Small-signal AC amplification and DC offset

Thread Starter

odm4286

Joined Sep 20, 2009
265
Hello everyone,

I am playing around with small-signal AC amplification and have a question about DC offset. Let's say you have a signal that swings from 100mV to -100mV or 200mV in magnitude. If a DC offset is introduced and the signal is then amplified by a gain of 10 you will end up with a signal that is about 2V in magnitude but will swing around a point determined by the amount of DC offset introduced.

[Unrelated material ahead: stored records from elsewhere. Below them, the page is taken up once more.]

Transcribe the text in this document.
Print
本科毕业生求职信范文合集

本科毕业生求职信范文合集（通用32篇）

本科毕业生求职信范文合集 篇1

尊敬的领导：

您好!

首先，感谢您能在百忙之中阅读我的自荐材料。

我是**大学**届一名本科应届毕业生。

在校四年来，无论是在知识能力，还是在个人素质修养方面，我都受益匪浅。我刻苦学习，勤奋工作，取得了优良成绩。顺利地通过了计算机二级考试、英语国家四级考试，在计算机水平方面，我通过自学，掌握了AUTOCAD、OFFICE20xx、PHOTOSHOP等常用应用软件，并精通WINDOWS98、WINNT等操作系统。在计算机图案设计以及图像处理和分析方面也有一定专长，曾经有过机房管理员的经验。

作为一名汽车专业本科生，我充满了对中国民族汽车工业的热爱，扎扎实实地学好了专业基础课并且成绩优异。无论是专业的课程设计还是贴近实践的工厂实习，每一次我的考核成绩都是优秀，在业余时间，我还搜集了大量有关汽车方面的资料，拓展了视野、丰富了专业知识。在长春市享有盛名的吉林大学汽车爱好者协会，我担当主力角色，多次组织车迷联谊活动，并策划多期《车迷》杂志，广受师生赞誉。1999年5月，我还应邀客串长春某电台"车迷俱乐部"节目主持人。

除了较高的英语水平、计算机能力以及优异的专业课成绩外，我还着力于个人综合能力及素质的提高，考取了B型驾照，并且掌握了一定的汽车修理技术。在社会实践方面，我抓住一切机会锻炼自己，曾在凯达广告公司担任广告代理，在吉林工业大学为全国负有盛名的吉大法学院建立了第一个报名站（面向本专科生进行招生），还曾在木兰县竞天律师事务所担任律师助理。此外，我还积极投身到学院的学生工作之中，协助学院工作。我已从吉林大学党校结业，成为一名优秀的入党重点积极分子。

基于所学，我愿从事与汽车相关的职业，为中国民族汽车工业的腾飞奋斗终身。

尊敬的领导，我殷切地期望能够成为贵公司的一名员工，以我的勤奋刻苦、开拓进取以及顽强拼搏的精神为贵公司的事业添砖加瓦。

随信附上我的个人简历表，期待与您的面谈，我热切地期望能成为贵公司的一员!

This is where I am stuck, what is the best way to eliminate this DC offset after amplification? I'd like to have a signal with a larger magnitude but still swings positive and negative through zero. For now, all of my circuits use transistors, capacitors, and resistors only. I'd like to avoid using ICs, op-amps for example, to develop a better understanding of what is actually going on.
 

MrChips

Joined Oct 2, 2009
30,806
Here are two ways to remove DC offset:

1) Use a summing amplifier and subtract the offset.
2) Use a DC blocking capacitor after the amplifier, i.e. a high pass filter.
 

Thread Starter

odm4286

Joined Sep 20, 2009
265
Please post a schematic of you amplifier and say how much offset you are seeing.
I am not in front of the machine that has LTSpice on it at the moment but I will post a schematic later tonight. It was more of a general question. I want to know how to handle a situation where you have a very small AC signal, let's say a sine wave, that you want to convert to a square wave. Well, if I used a Schmitt trigger to do this it would rely on a zero-crossing signal.

I felt like this was a tricky problem, a signal too small to serve as the input to the Schmitt trigger directly but by amplifying it you remove the zero-crossing characteristic needed for the Schmitt trigger to generate the desired waveform. Sorry if this is a little bit of a ramble. Hopefully, I got my point across.